El propietario de un local de Melgar de Fernamental, Gerardo González, denunció en la mañana de ayer ante la Guardia Civil de esa localidad lo que califica de presunta estafa en el cobro de una ayuda concedida por la Diputación dentro del plan de apoyo a pymes y autoempleo en el medio rural.
El denunciante alquiló su local a una joven para poner en marcha un bar restaurante, "Los siete infantes", pero ante el impago del alquiler y de las facturas, principalmente de luz, inició un proceso para proceder al desahucio, situación que se resolvió en febrero pasado. «Nos encontramos el local totalmente destrozado, sin maquinaria ni mobiliario, y uno de los cajones de una estantería una documentación que permitía observar que la arrendataria había solicitado una subvención a la Diputación para una inversión de 29.306 euros», indica González.
En otro documento, el propietario del local pudo comprobar que la solicitante cobró una subvención de 7.884 euros y que las facturas de distintos proveedores que aportó a la Diputación para justificar la inversión «son burdas falsificaciones y ningún proveedor conocía a la empresaria y que los pagarés que había emitido la misma entidad de ahorro no los habían cobrado», señaló el denunciante ante la Guardia Civil.
Ante la gravedad de los hechos González, que valora lo daños que ha sufrido en unos 12.000 euros, decidió poner en conocimiento de la Diputación la supuesta estafa y advertir al departamento correspondiente «de lo que presumía era una falta total de verificación real de la documentación aportada por la empresa para acceder a la ayuda», afirma González, quien recuerda que en un principio negaron que se hubiera concedido la ayuda e insiste en que lo único que persigue con esta denuncia es evitar que vuelvan a repetir casos similares y que el dinero público pueda llegar a personas que no cumplen los requisitos de las convocatorias de ayudas.

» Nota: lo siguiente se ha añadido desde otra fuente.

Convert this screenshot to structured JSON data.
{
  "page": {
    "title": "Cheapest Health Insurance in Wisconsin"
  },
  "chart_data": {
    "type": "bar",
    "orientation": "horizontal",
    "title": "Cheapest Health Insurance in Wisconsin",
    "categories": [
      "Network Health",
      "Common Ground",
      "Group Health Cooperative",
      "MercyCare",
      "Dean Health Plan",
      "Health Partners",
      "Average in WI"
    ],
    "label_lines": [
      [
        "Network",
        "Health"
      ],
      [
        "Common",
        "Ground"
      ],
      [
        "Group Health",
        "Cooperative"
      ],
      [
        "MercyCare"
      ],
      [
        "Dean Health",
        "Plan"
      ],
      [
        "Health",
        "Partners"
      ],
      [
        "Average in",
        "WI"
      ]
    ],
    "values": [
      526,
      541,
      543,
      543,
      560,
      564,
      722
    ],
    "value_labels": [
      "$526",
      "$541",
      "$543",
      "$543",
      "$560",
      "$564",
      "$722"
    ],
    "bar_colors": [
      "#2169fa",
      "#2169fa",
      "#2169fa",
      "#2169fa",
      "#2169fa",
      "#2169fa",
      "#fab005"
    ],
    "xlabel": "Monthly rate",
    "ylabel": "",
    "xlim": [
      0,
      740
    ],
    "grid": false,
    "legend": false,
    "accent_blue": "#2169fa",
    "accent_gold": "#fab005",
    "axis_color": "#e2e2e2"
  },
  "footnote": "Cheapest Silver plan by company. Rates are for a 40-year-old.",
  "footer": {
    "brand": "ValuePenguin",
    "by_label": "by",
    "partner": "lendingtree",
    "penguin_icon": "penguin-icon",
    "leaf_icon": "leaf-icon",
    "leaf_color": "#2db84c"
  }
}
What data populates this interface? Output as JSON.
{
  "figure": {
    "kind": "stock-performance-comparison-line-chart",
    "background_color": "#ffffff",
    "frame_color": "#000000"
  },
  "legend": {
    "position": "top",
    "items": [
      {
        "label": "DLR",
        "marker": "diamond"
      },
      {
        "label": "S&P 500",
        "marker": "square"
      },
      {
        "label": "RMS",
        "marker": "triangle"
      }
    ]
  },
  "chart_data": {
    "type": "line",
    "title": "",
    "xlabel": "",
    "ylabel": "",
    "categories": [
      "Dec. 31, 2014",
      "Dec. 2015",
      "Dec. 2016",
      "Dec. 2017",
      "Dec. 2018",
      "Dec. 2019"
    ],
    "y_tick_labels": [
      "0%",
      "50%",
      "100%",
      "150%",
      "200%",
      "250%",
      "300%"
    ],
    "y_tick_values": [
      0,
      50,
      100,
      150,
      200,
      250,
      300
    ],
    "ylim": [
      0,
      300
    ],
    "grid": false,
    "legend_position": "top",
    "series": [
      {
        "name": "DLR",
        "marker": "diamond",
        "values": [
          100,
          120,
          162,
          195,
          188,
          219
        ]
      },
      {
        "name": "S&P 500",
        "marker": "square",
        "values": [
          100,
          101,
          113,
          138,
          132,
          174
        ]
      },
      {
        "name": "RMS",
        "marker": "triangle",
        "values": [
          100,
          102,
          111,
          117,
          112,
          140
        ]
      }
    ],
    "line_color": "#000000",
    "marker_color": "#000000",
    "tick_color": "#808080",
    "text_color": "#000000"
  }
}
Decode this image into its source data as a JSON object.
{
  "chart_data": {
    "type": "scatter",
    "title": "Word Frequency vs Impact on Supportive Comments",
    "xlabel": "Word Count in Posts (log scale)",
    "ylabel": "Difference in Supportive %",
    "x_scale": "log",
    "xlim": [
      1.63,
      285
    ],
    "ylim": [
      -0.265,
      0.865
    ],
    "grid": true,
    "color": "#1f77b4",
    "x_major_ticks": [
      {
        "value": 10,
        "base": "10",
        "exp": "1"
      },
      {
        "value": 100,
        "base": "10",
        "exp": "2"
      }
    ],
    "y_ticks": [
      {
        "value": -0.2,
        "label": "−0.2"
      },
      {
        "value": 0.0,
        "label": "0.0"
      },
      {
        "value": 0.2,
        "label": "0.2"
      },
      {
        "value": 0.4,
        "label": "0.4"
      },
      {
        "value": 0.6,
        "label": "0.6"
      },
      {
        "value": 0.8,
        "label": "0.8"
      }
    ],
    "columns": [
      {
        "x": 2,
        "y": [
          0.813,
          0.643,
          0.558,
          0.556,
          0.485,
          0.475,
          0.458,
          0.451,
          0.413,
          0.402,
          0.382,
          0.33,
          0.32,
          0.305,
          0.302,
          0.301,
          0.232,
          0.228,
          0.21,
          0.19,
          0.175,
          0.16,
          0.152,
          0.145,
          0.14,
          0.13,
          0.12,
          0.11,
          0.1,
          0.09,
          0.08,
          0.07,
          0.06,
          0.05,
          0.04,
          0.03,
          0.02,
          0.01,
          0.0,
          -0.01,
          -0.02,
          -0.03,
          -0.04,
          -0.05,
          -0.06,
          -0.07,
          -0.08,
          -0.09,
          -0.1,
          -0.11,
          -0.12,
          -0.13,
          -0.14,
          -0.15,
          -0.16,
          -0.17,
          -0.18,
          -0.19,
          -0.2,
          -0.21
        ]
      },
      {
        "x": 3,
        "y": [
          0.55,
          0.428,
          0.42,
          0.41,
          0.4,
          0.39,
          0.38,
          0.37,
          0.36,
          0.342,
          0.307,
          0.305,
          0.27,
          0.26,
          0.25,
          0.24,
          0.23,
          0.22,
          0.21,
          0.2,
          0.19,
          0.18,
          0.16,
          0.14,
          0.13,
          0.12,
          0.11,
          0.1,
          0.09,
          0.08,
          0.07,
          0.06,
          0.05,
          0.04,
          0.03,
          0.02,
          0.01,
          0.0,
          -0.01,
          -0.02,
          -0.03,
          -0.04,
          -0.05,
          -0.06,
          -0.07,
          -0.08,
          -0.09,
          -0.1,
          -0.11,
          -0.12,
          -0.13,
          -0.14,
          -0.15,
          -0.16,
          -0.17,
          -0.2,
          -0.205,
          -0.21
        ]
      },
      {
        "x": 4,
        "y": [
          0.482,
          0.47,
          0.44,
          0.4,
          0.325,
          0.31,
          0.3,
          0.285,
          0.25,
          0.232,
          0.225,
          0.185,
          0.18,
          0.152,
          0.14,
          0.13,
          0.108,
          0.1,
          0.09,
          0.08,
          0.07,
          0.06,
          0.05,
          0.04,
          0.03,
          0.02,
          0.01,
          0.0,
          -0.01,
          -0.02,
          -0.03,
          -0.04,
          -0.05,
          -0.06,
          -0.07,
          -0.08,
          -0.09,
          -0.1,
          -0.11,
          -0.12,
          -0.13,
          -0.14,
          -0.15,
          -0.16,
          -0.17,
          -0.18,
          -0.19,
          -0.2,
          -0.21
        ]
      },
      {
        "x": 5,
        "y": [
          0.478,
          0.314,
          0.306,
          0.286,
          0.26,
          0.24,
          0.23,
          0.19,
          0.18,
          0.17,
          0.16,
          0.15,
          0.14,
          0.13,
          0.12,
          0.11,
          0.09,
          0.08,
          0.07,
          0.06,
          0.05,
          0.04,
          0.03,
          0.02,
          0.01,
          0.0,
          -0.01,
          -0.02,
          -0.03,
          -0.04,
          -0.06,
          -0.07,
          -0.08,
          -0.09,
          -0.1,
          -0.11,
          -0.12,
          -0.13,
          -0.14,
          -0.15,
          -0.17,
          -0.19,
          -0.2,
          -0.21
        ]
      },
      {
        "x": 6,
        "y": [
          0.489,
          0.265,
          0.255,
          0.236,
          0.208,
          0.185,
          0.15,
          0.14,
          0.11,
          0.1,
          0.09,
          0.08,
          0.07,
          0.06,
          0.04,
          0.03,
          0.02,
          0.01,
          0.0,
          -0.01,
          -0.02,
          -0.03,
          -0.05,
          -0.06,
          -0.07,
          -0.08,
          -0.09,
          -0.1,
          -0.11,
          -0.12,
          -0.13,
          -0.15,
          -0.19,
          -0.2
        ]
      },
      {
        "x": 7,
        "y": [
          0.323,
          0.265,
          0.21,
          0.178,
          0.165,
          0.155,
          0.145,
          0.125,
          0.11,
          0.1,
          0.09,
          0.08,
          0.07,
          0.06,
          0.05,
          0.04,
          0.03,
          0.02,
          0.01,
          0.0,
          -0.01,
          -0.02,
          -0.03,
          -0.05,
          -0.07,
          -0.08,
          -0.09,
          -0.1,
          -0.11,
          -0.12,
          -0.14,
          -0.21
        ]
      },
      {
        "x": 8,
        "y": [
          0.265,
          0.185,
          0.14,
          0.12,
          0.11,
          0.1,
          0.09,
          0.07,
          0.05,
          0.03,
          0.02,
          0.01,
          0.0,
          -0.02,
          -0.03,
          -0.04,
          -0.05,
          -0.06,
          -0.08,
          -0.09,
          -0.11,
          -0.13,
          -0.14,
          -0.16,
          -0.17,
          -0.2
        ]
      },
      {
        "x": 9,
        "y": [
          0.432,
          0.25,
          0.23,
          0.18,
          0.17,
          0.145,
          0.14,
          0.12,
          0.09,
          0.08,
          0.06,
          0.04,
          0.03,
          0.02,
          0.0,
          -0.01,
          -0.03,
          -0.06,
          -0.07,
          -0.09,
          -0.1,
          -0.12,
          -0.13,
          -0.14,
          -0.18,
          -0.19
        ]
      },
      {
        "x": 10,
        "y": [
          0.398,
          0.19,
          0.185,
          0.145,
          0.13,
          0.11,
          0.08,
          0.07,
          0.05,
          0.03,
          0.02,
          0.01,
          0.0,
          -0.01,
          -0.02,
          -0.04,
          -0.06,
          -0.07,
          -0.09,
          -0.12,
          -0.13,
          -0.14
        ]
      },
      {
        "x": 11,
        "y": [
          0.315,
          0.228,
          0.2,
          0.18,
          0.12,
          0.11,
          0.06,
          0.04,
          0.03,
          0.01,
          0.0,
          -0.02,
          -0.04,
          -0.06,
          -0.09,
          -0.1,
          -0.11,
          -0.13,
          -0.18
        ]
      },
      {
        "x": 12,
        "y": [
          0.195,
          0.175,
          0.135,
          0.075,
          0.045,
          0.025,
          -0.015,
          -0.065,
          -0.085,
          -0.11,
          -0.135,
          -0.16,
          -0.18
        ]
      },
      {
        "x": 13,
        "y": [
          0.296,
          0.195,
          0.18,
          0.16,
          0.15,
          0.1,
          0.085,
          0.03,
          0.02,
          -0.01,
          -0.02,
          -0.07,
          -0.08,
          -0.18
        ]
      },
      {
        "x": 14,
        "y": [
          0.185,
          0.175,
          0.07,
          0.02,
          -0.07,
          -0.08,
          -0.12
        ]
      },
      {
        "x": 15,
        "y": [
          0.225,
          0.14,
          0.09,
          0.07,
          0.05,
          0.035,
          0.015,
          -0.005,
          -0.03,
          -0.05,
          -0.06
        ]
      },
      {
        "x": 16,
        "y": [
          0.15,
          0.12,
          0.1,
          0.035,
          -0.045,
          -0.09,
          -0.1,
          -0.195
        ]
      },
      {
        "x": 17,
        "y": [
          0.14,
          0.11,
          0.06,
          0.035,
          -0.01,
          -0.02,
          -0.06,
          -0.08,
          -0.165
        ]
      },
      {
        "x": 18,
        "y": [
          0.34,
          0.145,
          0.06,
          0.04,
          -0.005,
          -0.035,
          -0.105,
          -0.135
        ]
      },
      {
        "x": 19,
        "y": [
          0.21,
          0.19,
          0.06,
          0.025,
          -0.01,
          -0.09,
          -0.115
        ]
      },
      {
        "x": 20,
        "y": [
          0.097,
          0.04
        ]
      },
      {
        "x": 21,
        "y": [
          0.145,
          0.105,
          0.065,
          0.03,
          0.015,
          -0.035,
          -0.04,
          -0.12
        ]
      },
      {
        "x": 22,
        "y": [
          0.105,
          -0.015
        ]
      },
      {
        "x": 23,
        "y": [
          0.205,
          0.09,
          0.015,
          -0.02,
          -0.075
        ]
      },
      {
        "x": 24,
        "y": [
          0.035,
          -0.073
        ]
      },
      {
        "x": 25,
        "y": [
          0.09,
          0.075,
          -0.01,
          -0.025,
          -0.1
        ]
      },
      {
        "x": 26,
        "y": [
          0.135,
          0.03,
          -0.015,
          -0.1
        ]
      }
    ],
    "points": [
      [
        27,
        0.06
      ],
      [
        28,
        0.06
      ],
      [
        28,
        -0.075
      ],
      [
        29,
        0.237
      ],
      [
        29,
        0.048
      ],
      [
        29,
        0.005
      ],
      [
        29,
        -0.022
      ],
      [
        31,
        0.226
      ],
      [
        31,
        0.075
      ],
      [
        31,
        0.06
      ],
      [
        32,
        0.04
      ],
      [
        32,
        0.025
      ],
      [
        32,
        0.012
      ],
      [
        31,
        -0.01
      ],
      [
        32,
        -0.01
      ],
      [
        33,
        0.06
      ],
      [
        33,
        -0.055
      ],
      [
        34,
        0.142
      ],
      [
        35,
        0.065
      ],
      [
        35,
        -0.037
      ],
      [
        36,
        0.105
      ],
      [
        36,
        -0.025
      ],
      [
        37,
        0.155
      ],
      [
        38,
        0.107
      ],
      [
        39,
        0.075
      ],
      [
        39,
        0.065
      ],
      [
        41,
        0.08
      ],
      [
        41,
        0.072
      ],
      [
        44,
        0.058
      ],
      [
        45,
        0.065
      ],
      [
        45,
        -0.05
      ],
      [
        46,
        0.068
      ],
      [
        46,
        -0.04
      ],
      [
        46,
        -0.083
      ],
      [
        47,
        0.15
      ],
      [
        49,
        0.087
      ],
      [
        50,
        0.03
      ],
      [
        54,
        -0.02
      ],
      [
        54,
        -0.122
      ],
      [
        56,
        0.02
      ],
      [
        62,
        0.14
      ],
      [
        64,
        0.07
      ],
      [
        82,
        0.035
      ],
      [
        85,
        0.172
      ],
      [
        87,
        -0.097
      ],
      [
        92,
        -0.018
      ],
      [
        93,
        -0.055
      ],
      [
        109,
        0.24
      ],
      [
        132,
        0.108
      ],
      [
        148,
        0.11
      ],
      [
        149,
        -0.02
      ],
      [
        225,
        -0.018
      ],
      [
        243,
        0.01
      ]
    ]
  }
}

En su denuncia, González considera que los responsables de esta situación son «los técnicos y funcionarios que han hecho dejadez de sus funciones obligatorias de verificación y análisis» de las facturas aportadas. Curiosamente, la alcaldesa de Melgar y diputada provincial, Montserrat Aparicio, es la que preside la comisión que reparte estas ayudas, en la que están las entidades de ahorro de la provincia y organizaciones empresariales. Al tener conocimiento de esta denuncia, Aparicio indicó que desde el departamento correspondiente «ya se ha iniciado el expediente para solicitar a la empresaria el reintegro de la subvención, que es lo que procede».